Gerek iç gerekse dış konjonktürdeki olumsuzluklara rağmen Türkiye ekonomisinin pek çok ülkeden daha iyi bir büyüme hızı yakalamasının bir bakıma ülke potansiyelini de ortaya koyduğunu anlatan Ulubaş, devletin ihracatı büyümenin odağına oturtacak politikalara daha fazla ağırlık vermesi durumunda bu potansiyelin ortaya çıkarılmasının da kolaylaşacağını dile getirdi. Başta İran olmak üzere komşu ve çevre ülkelerin hala önemli fırsatlar sunduğunu dile getiren Ulubaş, “Ayrıca, Rusya ve İsrail ile düzelen ilişkilerin ihracata ve ekonomimize olumlu yansımaları önümüzdeki dönemde daha fazla hissedilecektir. Gerek Rusya krizi gerekse Suriye, Irak ve Kuzey Afrika ülkelerinde tecrübe ettiğimiz üzere elde olmayan sebepler ihraç pazarlarımızı daraltabilmekte ve ihracatçılarımızı zor durumda bırakabilmektedir. Bu nedenle öncelikli hedef pazarlarımızı belirlemenin yanında 200’ün üzerindeki ülkenin tamamında da pazar fırsatlarını sektörler özelinde araştırma ve çeşitlendirme çalışmalarımızı sürdürmeliyiz. Bu kapsamında ihracatçılarımızın pazar geliştirmeye ilişkin Ekonomi Bakanlığı tarafından verilen destekleri çok daha fazla kullanmaları faydalı olacaktır. Pazar geliştirmek gibi geleneksel çalışmalar yanında aynı zamanda yeni şeyler söylemek ve yapmak da durumundayız. Bu durumda ar-ge, tasarım, inovasyon ve markalaşmaya dayalı katma değeri yüksek ürünlere yönelmeyi başarmak için sinerji yaratmak ve şartlarımızı zorlamalıyız.
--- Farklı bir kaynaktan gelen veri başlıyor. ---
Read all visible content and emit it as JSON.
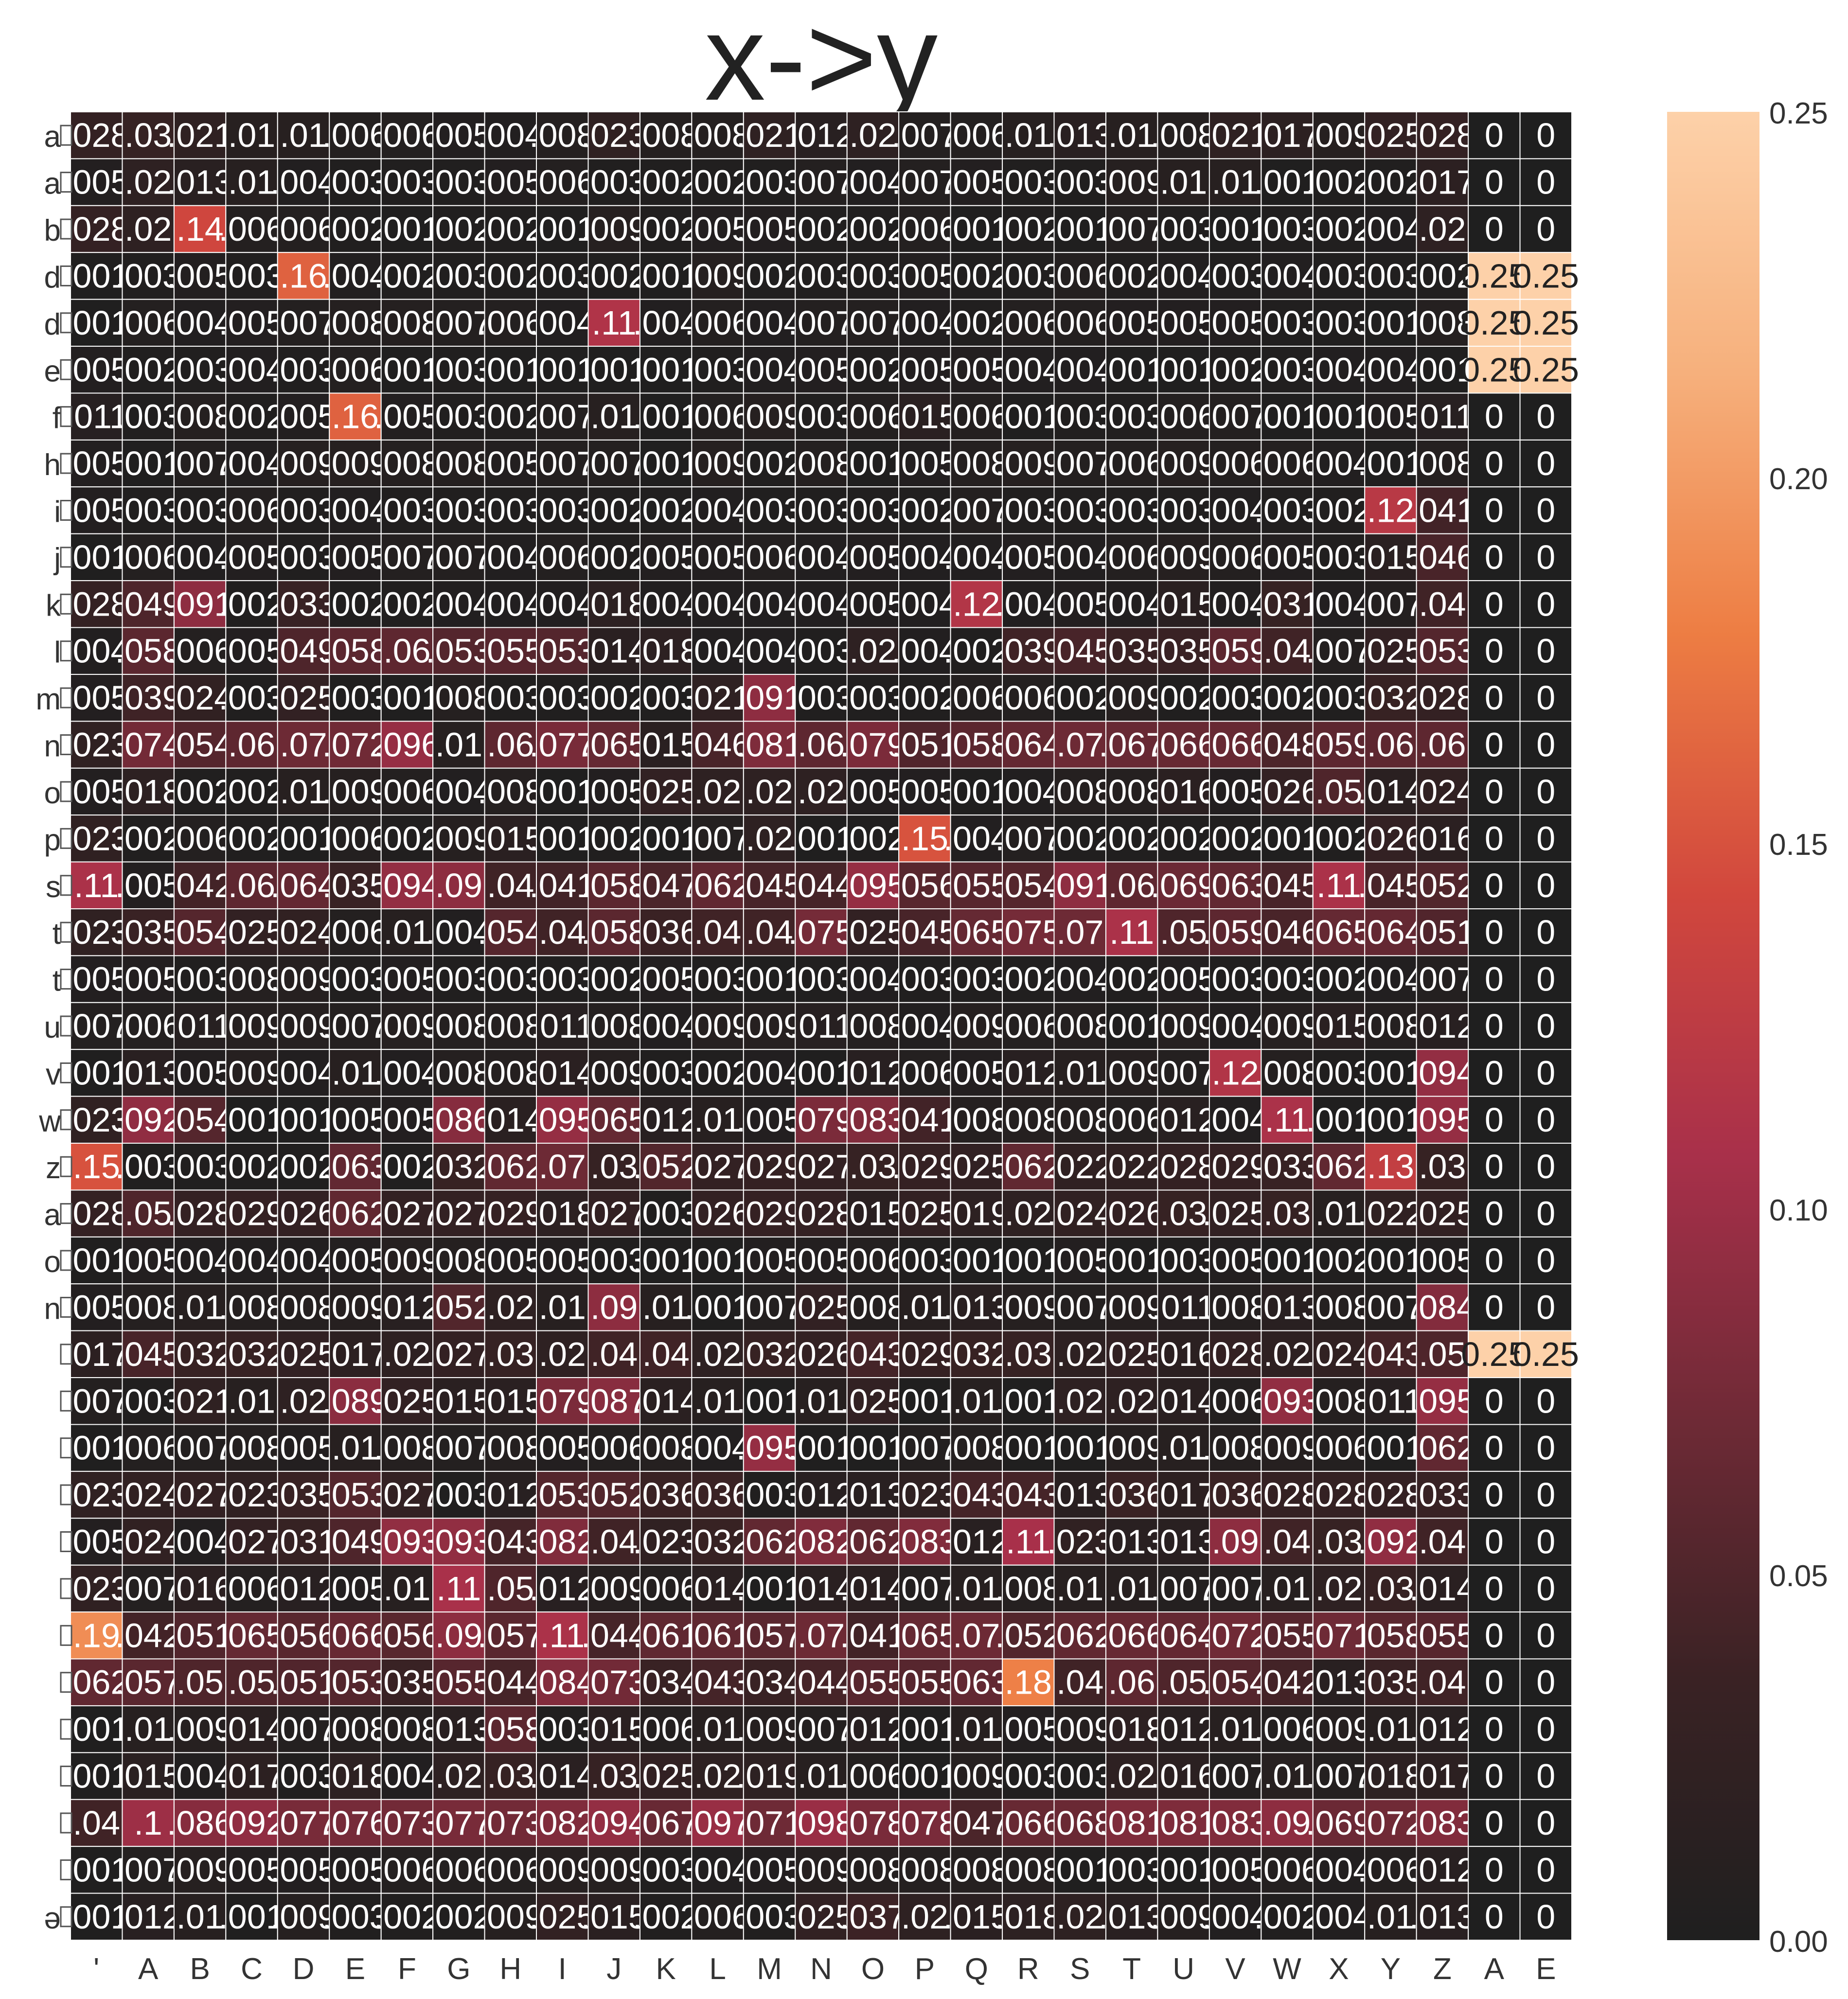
{
  "chart_data": {
    "type": "heatmap",
    "title": "x->y",
    "xlabel": "",
    "ylabel": "",
    "columns": [
      "'",
      "A",
      "B",
      "C",
      "D",
      "E",
      "F",
      "G",
      "H",
      "I",
      "J",
      "K",
      "L",
      "M",
      "N",
      "O",
      "P",
      "Q",
      "R",
      "S",
      "T",
      "U",
      "V",
      "W",
      "X",
      "Y",
      "Z",
      "A",
      "E"
    ],
    "rows": [
      "a",
      "a",
      "b",
      "d",
      "d",
      "e",
      "f",
      "h",
      "i",
      "j",
      "k",
      "l",
      "m",
      "n",
      "o",
      "p",
      "s",
      "t",
      "t",
      "u",
      "v",
      "w",
      "z",
      "a",
      "o",
      "n",
      "",
      "",
      "",
      "",
      "",
      "",
      "",
      "",
      "",
      "",
      "",
      "",
      "ə"
    ],
    "values": [
      [
        0.028,
        0.03,
        0.021,
        0.01,
        0.01,
        0.006,
        0.006,
        0.005,
        0.004,
        0.008,
        0.023,
        0.008,
        0.008,
        0.021,
        0.012,
        0.02,
        0.007,
        0.006,
        0.01,
        0.013,
        0.01,
        0.008,
        0.021,
        0.017,
        0.009,
        0.025,
        0.028,
        0,
        0
      ],
      [
        0.005,
        0.02,
        0.013,
        0.01,
        0.004,
        0.003,
        0.003,
        0.003,
        0.005,
        0.006,
        0.003,
        0.002,
        0.002,
        0.003,
        0.007,
        0.004,
        0.007,
        0.005,
        0.003,
        0.003,
        0.009,
        0.01,
        0.01,
        0.001,
        0.002,
        0.002,
        0.017,
        0,
        0
      ],
      [
        0.028,
        0.02,
        0.141,
        0.006,
        0.006,
        0.002,
        0.001,
        0.002,
        0.002,
        0.001,
        0.009,
        0.002,
        0.005,
        0.005,
        0.002,
        0.002,
        0.006,
        0.001,
        0.002,
        0.001,
        0.007,
        0.003,
        0.001,
        0.003,
        0.002,
        0.004,
        0.02,
        0,
        0
      ],
      [
        0.001,
        0.003,
        0.005,
        0.003,
        0.161,
        0.004,
        0.002,
        0.003,
        0.002,
        0.003,
        0.002,
        0.001,
        0.009,
        0.002,
        0.003,
        0.003,
        0.005,
        0.002,
        0.003,
        0.006,
        0.002,
        0.004,
        0.003,
        0.004,
        0.003,
        0.003,
        0.002,
        0.25,
        0.25
      ],
      [
        0.001,
        0.006,
        0.004,
        0.005,
        0.007,
        0.008,
        0.008,
        0.007,
        0.006,
        0.004,
        0.114,
        0.004,
        0.006,
        0.004,
        0.007,
        0.007,
        0.004,
        0.002,
        0.006,
        0.006,
        0.005,
        0.005,
        0.005,
        0.003,
        0.003,
        0.001,
        0.008,
        0.25,
        0.25
      ],
      [
        0.005,
        0.002,
        0.003,
        0.004,
        0.003,
        0.006,
        0.001,
        0.003,
        0.001,
        0.001,
        0.001,
        0.001,
        0.003,
        0.004,
        0.005,
        0.002,
        0.005,
        0.005,
        0.004,
        0.004,
        0.001,
        0.001,
        0.002,
        0.003,
        0.004,
        0.004,
        0.001,
        0.25,
        0.25
      ],
      [
        0.011,
        0.003,
        0.008,
        0.002,
        0.005,
        0.161,
        0.005,
        0.003,
        0.002,
        0.007,
        0.01,
        0.001,
        0.006,
        0.009,
        0.003,
        0.006,
        0.015,
        0.006,
        0.001,
        0.003,
        0.003,
        0.006,
        0.007,
        0.001,
        0.001,
        0.005,
        0.011,
        0,
        0
      ],
      [
        0.005,
        0.001,
        0.007,
        0.004,
        0.009,
        0.009,
        0.008,
        0.008,
        0.005,
        0.007,
        0.007,
        0.001,
        0.009,
        0.002,
        0.008,
        0.001,
        0.005,
        0.008,
        0.009,
        0.007,
        0.006,
        0.009,
        0.006,
        0.006,
        0.004,
        0.001,
        0.008,
        0,
        0
      ],
      [
        0.005,
        0.003,
        0.003,
        0.006,
        0.003,
        0.004,
        0.003,
        0.003,
        0.003,
        0.003,
        0.002,
        0.002,
        0.004,
        0.003,
        0.003,
        0.003,
        0.002,
        0.007,
        0.003,
        0.003,
        0.003,
        0.003,
        0.004,
        0.003,
        0.002,
        0.121,
        0.041,
        0,
        0
      ],
      [
        0.001,
        0.006,
        0.004,
        0.005,
        0.003,
        0.005,
        0.007,
        0.007,
        0.004,
        0.006,
        0.002,
        0.005,
        0.005,
        0.006,
        0.004,
        0.005,
        0.004,
        0.004,
        0.005,
        0.004,
        0.006,
        0.009,
        0.006,
        0.005,
        0.003,
        0.015,
        0.046,
        0,
        0
      ],
      [
        0.028,
        0.049,
        0.091,
        0.002,
        0.033,
        0.002,
        0.002,
        0.004,
        0.004,
        0.004,
        0.018,
        0.004,
        0.004,
        0.004,
        0.004,
        0.005,
        0.004,
        0.116,
        0.004,
        0.005,
        0.004,
        0.015,
        0.004,
        0.031,
        0.004,
        0.007,
        0.04,
        0,
        0
      ],
      [
        0.004,
        0.058,
        0.006,
        0.005,
        0.049,
        0.058,
        0.06,
        0.053,
        0.055,
        0.053,
        0.014,
        0.018,
        0.004,
        0.004,
        0.003,
        0.02,
        0.004,
        0.002,
        0.039,
        0.045,
        0.035,
        0.035,
        0.059,
        0.04,
        0.007,
        0.025,
        0.053,
        0,
        0
      ],
      [
        0.005,
        0.039,
        0.024,
        0.003,
        0.025,
        0.003,
        0.001,
        0.008,
        0.003,
        0.003,
        0.002,
        0.003,
        0.021,
        0.091,
        0.003,
        0.003,
        0.002,
        0.006,
        0.006,
        0.002,
        0.009,
        0.002,
        0.003,
        0.002,
        0.003,
        0.032,
        0.028,
        0,
        0
      ],
      [
        0.023,
        0.074,
        0.054,
        0.06,
        0.07,
        0.072,
        0.096,
        0.01,
        0.06,
        0.077,
        0.065,
        0.015,
        0.046,
        0.081,
        0.06,
        0.079,
        0.051,
        0.058,
        0.064,
        0.07,
        0.067,
        0.066,
        0.066,
        0.048,
        0.059,
        0.06,
        0.06,
        0,
        0
      ],
      [
        0.005,
        0.018,
        0.002,
        0.002,
        0.01,
        0.009,
        0.006,
        0.004,
        0.008,
        0.001,
        0.005,
        0.025,
        0.02,
        0.02,
        0.02,
        0.005,
        0.005,
        0.001,
        0.004,
        0.008,
        0.008,
        0.016,
        0.005,
        0.026,
        0.05,
        0.014,
        0.024,
        0,
        0
      ],
      [
        0.023,
        0.002,
        0.006,
        0.002,
        0.001,
        0.006,
        0.002,
        0.009,
        0.015,
        0.001,
        0.002,
        0.001,
        0.007,
        0.02,
        0.001,
        0.002,
        0.151,
        0.004,
        0.007,
        0.002,
        0.002,
        0.002,
        0.002,
        0.001,
        0.002,
        0.026,
        0.016,
        0,
        0
      ],
      [
        0.11,
        0.005,
        0.042,
        0.06,
        0.064,
        0.035,
        0.094,
        0.09,
        0.04,
        0.041,
        0.058,
        0.047,
        0.062,
        0.045,
        0.044,
        0.095,
        0.056,
        0.055,
        0.054,
        0.091,
        0.06,
        0.069,
        0.063,
        0.045,
        0.11,
        0.045,
        0.052,
        0,
        0
      ],
      [
        0.023,
        0.035,
        0.054,
        0.025,
        0.024,
        0.006,
        0.01,
        0.004,
        0.054,
        0.04,
        0.058,
        0.036,
        0.04,
        0.04,
        0.075,
        0.025,
        0.045,
        0.065,
        0.075,
        0.07,
        0.11,
        0.05,
        0.059,
        0.046,
        0.065,
        0.064,
        0.051,
        0,
        0
      ],
      [
        0.005,
        0.005,
        0.003,
        0.008,
        0.009,
        0.003,
        0.005,
        0.003,
        0.003,
        0.003,
        0.002,
        0.005,
        0.003,
        0.001,
        0.003,
        0.004,
        0.003,
        0.003,
        0.002,
        0.004,
        0.002,
        0.005,
        0.003,
        0.003,
        0.002,
        0.004,
        0.007,
        0,
        0
      ],
      [
        0.007,
        0.006,
        0.011,
        0.009,
        0.009,
        0.007,
        0.009,
        0.008,
        0.008,
        0.011,
        0.008,
        0.004,
        0.009,
        0.009,
        0.011,
        0.008,
        0.004,
        0.009,
        0.006,
        0.008,
        0.001,
        0.009,
        0.004,
        0.009,
        0.015,
        0.008,
        0.012,
        0,
        0
      ],
      [
        0.001,
        0.013,
        0.005,
        0.009,
        0.004,
        0.01,
        0.004,
        0.008,
        0.008,
        0.014,
        0.009,
        0.003,
        0.002,
        0.004,
        0.001,
        0.012,
        0.006,
        0.005,
        0.012,
        0.01,
        0.009,
        0.007,
        0.115,
        0.008,
        0.003,
        0.001,
        0.094,
        0,
        0
      ],
      [
        0.023,
        0.092,
        0.054,
        0.001,
        0.001,
        0.005,
        0.005,
        0.086,
        0.014,
        0.095,
        0.065,
        0.012,
        0.01,
        0.005,
        0.079,
        0.083,
        0.041,
        0.008,
        0.008,
        0.008,
        0.006,
        0.012,
        0.004,
        0.11,
        0.001,
        0.001,
        0.095,
        0,
        0
      ],
      [
        0.15,
        0.003,
        0.003,
        0.002,
        0.002,
        0.063,
        0.002,
        0.032,
        0.062,
        0.07,
        0.03,
        0.052,
        0.027,
        0.029,
        0.027,
        0.03,
        0.029,
        0.025,
        0.062,
        0.022,
        0.022,
        0.028,
        0.029,
        0.033,
        0.062,
        0.13,
        0.03,
        0,
        0
      ],
      [
        0.028,
        0.05,
        0.028,
        0.029,
        0.026,
        0.062,
        0.027,
        0.027,
        0.029,
        0.018,
        0.027,
        0.003,
        0.026,
        0.029,
        0.028,
        0.015,
        0.025,
        0.019,
        0.02,
        0.024,
        0.026,
        0.03,
        0.025,
        0.03,
        0.01,
        0.022,
        0.025,
        0,
        0
      ],
      [
        0.001,
        0.005,
        0.004,
        0.004,
        0.004,
        0.005,
        0.009,
        0.008,
        0.005,
        0.005,
        0.003,
        0.001,
        0.001,
        0.005,
        0.005,
        0.006,
        0.003,
        0.001,
        0.001,
        0.005,
        0.001,
        0.003,
        0.005,
        0.001,
        0.002,
        0.001,
        0.005,
        0,
        0
      ],
      [
        0.005,
        0.008,
        0.01,
        0.008,
        0.008,
        0.009,
        0.012,
        0.052,
        0.02,
        0.01,
        0.09,
        0.01,
        0.001,
        0.007,
        0.025,
        0.008,
        0.01,
        0.013,
        0.009,
        0.007,
        0.009,
        0.011,
        0.008,
        0.013,
        0.008,
        0.007,
        0.084,
        0,
        0
      ],
      [
        0.017,
        0.045,
        0.032,
        0.032,
        0.025,
        0.017,
        0.02,
        0.027,
        0.03,
        0.02,
        0.04,
        0.04,
        0.02,
        0.032,
        0.026,
        0.043,
        0.029,
        0.032,
        0.03,
        0.02,
        0.025,
        0.016,
        0.028,
        0.02,
        0.024,
        0.043,
        0.05,
        0.25,
        0.25
      ],
      [
        0.007,
        0.003,
        0.021,
        0.01,
        0.02,
        0.089,
        0.025,
        0.015,
        0.015,
        0.079,
        0.087,
        0.014,
        0.01,
        0.001,
        0.01,
        0.025,
        0.001,
        0.01,
        0.001,
        0.02,
        0.02,
        0.014,
        0.006,
        0.093,
        0.008,
        0.011,
        0.095,
        0,
        0
      ],
      [
        0.001,
        0.006,
        0.007,
        0.008,
        0.005,
        0.01,
        0.008,
        0.007,
        0.008,
        0.005,
        0.006,
        0.008,
        0.004,
        0.095,
        0.001,
        0.001,
        0.007,
        0.008,
        0.001,
        0.001,
        0.009,
        0.01,
        0.008,
        0.009,
        0.006,
        0.001,
        0.062,
        0,
        0
      ],
      [
        0.023,
        0.024,
        0.027,
        0.023,
        0.035,
        0.053,
        0.027,
        0.003,
        0.012,
        0.053,
        0.052,
        0.036,
        0.036,
        0.003,
        0.012,
        0.013,
        0.023,
        0.043,
        0.043,
        0.013,
        0.036,
        0.017,
        0.036,
        0.028,
        0.028,
        0.028,
        0.033,
        0,
        0
      ],
      [
        0.005,
        0.024,
        0.004,
        0.027,
        0.031,
        0.049,
        0.093,
        0.093,
        0.043,
        0.082,
        0.04,
        0.023,
        0.032,
        0.062,
        0.082,
        0.062,
        0.083,
        0.012,
        0.107,
        0.023,
        0.013,
        0.013,
        0.09,
        0.04,
        0.03,
        0.092,
        0.04,
        0,
        0
      ],
      [
        0.023,
        0.007,
        0.016,
        0.006,
        0.012,
        0.005,
        0.01,
        0.108,
        0.05,
        0.012,
        0.009,
        0.006,
        0.014,
        0.001,
        0.014,
        0.014,
        0.007,
        0.01,
        0.008,
        0.01,
        0.01,
        0.007,
        0.007,
        0.01,
        0.02,
        0.03,
        0.014,
        0,
        0
      ],
      [
        0.19,
        0.042,
        0.051,
        0.065,
        0.056,
        0.066,
        0.056,
        0.09,
        0.057,
        0.11,
        0.044,
        0.061,
        0.061,
        0.057,
        0.07,
        0.041,
        0.065,
        0.07,
        0.052,
        0.062,
        0.066,
        0.064,
        0.072,
        0.055,
        0.071,
        0.058,
        0.055,
        0,
        0
      ],
      [
        0.062,
        0.057,
        0.05,
        0.05,
        0.051,
        0.053,
        0.035,
        0.055,
        0.044,
        0.084,
        0.073,
        0.034,
        0.043,
        0.034,
        0.044,
        0.055,
        0.055,
        0.063,
        0.181,
        0.04,
        0.06,
        0.05,
        0.054,
        0.042,
        0.013,
        0.035,
        0.04,
        0,
        0
      ],
      [
        0.001,
        0.01,
        0.009,
        0.014,
        0.007,
        0.008,
        0.008,
        0.013,
        0.058,
        0.003,
        0.015,
        0.006,
        0.01,
        0.009,
        0.007,
        0.012,
        0.001,
        0.01,
        0.005,
        0.009,
        0.018,
        0.012,
        0.01,
        0.006,
        0.009,
        0.01,
        0.012,
        0,
        0
      ],
      [
        0.001,
        0.015,
        0.004,
        0.017,
        0.003,
        0.018,
        0.004,
        0.02,
        0.03,
        0.014,
        0.03,
        0.025,
        0.02,
        0.019,
        0.01,
        0.006,
        0.001,
        0.009,
        0.003,
        0.003,
        0.02,
        0.016,
        0.007,
        0.01,
        0.007,
        0.018,
        0.017,
        0,
        0
      ],
      [
        0.04,
        0.1,
        0.086,
        0.092,
        0.077,
        0.076,
        0.073,
        0.077,
        0.073,
        0.082,
        0.094,
        0.067,
        0.097,
        0.071,
        0.098,
        0.078,
        0.078,
        0.047,
        0.066,
        0.068,
        0.081,
        0.081,
        0.083,
        0.09,
        0.069,
        0.072,
        0.083,
        0,
        0
      ],
      [
        0.001,
        0.007,
        0.009,
        0.005,
        0.005,
        0.005,
        0.006,
        0.006,
        0.006,
        0.009,
        0.009,
        0.003,
        0.004,
        0.005,
        0.009,
        0.008,
        0.008,
        0.008,
        0.008,
        0.001,
        0.003,
        0.001,
        0.005,
        0.006,
        0.004,
        0.006,
        0.012,
        0,
        0
      ],
      [
        0.001,
        0.012,
        0.01,
        0.001,
        0.009,
        0.003,
        0.002,
        0.002,
        0.009,
        0.025,
        0.015,
        0.002,
        0.006,
        0.003,
        0.025,
        0.037,
        0.02,
        0.015,
        0.018,
        0.02,
        0.013,
        0.009,
        0.004,
        0.002,
        0.004,
        0.01,
        0.013,
        0,
        0
      ]
    ],
    "colorbar": {
      "min": 0.0,
      "max": 0.25,
      "ticks": [
        "0.00",
        "0.05",
        "0.10",
        "0.15",
        "0.20",
        "0.25"
      ],
      "colors": [
        "#1f1f1f",
        "#3a2224",
        "#6f2a36",
        "#a8304a",
        "#d1473d",
        "#ed7d43",
        "#f6b07c",
        "#fdd1a9"
      ]
    },
    "grid": true,
    "legend": "colorbar-right"
  }
}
Bu kapsamda sektörümüzde yassı ürünler, vasıfl ı ve paslanmaz çelik ürünlerine yönelmek düşünülmelidir. Tosyalı Holding’in Japonlarla ortak yatırımla 2015 yılında Osmaniye’de açılışını gerçekleştirdiği ileri teknoloji yassı çelik fabrikası gibi tesislerin sayısını artırmamız gerekiyor. Diğer taraftan ticaretin yapısını değiştiren gelişmeleri takip etmekle kalmayıp hızla adapte olmanın yollarını aramak durumundayız. Örneğin daha rekabetçi olmak adına gelişmiş ülkeler Endüstri 4.0 devrimini konuşurken bizim konuya uzak kalmamız düşünülemez. Ekonominin tüm dinamikleri ile bu yeni Sanayi Devrimine hazır olunması ve bizlerin de İhracat 4.0 ile yeni döneme ayak uydurmamız için bir an evvel ve ortaklaşa hareket etmeliyiz” dedi.